As expected, the Supreme Court left untouched a lower court ruling that had forced Virginia to implement new congressional lines in 2016 because the state’s previous map was found to be an illegal racial gerrymander. The lower court determined that Republican legislators had improperly packed minority voters into a single 3rd District spanning from Richmond to Norfolk, which effectively made all the surrounding districts whiter—and therefore more likely to elect a Republican. The lower court ordered the above map into place, which created a new 4th District with a large enough black population to allow African-American voters to elect their candidate of choice.

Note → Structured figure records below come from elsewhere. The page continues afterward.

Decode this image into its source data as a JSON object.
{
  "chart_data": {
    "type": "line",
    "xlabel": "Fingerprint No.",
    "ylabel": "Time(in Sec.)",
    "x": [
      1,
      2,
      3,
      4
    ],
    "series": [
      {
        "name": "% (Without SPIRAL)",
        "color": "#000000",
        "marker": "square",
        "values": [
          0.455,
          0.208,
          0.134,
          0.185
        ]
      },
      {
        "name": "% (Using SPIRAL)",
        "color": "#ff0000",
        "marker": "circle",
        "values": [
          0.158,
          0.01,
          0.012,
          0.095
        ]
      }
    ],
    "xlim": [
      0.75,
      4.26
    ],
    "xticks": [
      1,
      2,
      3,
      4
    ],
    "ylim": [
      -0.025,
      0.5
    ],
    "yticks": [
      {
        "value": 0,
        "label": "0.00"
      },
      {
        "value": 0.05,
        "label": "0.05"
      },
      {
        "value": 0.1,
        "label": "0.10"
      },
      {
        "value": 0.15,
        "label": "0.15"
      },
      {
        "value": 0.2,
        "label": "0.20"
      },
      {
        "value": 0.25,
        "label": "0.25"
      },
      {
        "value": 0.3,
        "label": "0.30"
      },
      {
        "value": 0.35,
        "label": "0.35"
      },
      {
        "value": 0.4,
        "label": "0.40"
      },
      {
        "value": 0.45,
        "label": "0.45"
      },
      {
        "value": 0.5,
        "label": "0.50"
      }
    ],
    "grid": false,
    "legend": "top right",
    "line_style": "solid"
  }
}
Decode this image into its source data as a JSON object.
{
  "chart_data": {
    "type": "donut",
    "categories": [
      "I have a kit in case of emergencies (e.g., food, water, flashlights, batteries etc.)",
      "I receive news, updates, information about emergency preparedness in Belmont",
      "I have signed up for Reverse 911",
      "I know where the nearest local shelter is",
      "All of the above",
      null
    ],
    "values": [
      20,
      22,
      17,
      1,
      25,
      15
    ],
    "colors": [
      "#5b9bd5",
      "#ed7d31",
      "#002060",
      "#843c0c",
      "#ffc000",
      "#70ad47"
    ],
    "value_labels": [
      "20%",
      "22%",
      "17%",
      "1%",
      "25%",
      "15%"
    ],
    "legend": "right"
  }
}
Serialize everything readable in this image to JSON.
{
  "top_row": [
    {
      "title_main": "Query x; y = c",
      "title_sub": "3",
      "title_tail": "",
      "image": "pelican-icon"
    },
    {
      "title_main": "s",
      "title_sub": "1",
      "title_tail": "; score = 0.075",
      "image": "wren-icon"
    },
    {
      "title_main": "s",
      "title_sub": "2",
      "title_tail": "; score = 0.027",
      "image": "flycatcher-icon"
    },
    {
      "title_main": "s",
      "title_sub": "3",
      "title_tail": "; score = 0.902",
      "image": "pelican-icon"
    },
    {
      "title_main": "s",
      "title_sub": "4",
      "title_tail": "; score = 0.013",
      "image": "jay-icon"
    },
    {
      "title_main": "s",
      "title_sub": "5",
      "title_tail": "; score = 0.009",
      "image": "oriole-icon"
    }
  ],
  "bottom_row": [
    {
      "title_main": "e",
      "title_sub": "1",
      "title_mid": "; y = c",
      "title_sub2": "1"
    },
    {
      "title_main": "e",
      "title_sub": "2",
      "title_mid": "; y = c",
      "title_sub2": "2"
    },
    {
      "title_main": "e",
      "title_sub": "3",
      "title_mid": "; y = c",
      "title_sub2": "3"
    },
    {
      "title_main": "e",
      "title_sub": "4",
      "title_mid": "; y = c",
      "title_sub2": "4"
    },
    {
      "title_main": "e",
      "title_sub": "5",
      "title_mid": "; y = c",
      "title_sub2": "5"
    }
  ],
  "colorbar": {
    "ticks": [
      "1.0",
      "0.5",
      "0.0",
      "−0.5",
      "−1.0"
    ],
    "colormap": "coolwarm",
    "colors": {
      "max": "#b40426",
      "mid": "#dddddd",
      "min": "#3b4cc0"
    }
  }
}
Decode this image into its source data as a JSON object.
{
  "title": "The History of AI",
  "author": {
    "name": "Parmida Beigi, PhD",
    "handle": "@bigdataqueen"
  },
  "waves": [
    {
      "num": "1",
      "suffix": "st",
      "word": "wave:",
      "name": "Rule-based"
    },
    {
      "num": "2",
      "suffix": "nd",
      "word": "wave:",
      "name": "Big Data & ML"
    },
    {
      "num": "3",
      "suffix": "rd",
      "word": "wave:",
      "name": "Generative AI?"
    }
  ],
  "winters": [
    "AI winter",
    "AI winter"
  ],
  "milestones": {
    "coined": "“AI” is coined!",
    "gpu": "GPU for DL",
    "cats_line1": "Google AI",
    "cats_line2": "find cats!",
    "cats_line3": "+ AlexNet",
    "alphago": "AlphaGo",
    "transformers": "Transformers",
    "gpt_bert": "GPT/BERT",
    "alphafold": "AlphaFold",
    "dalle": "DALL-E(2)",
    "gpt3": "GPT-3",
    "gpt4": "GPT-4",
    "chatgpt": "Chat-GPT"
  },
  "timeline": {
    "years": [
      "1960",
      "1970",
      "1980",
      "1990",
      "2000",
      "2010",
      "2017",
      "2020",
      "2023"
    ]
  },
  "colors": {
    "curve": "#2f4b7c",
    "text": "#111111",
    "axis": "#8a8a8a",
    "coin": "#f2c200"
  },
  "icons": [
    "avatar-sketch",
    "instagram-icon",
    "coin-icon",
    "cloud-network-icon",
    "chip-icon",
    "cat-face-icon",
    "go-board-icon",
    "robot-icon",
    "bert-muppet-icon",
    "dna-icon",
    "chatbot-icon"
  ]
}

The Supreme Court’s decision is a win for minority voting rights and consequently Democrats, since Obama won the new 4th District with 61 percent of the vote. Black representation will likely double from one to two members in southeastern Virginia with the likely election of Democratic state Sen. Don McEachin, who is the leading candidate in the revised 4th District.
Unfortunately, the Supreme Court did not set a national precedent by ruling on the merits of the case. Instead, the justices unanimously ruled that Republican legislators lacked legal standing to bring the case in the first place, meaning that the lower court’s ruling consequently stands—but it only applies to the case at hand. As a result, this lawsuit will not clarify further issues that remain in similar racial gerrymandering disputes, such as one in North Carolina.
This ruling demonstrates just how important it is that Democrats win the 2016 presidential election and take back the Senate, so that they can confirm a new Supreme Court justice who strongly supports voting rights. A new majority on the court could establish a national precedent against racial gerrymandering, which could be used in several more states where legislators can draw another district to elect a minority representative.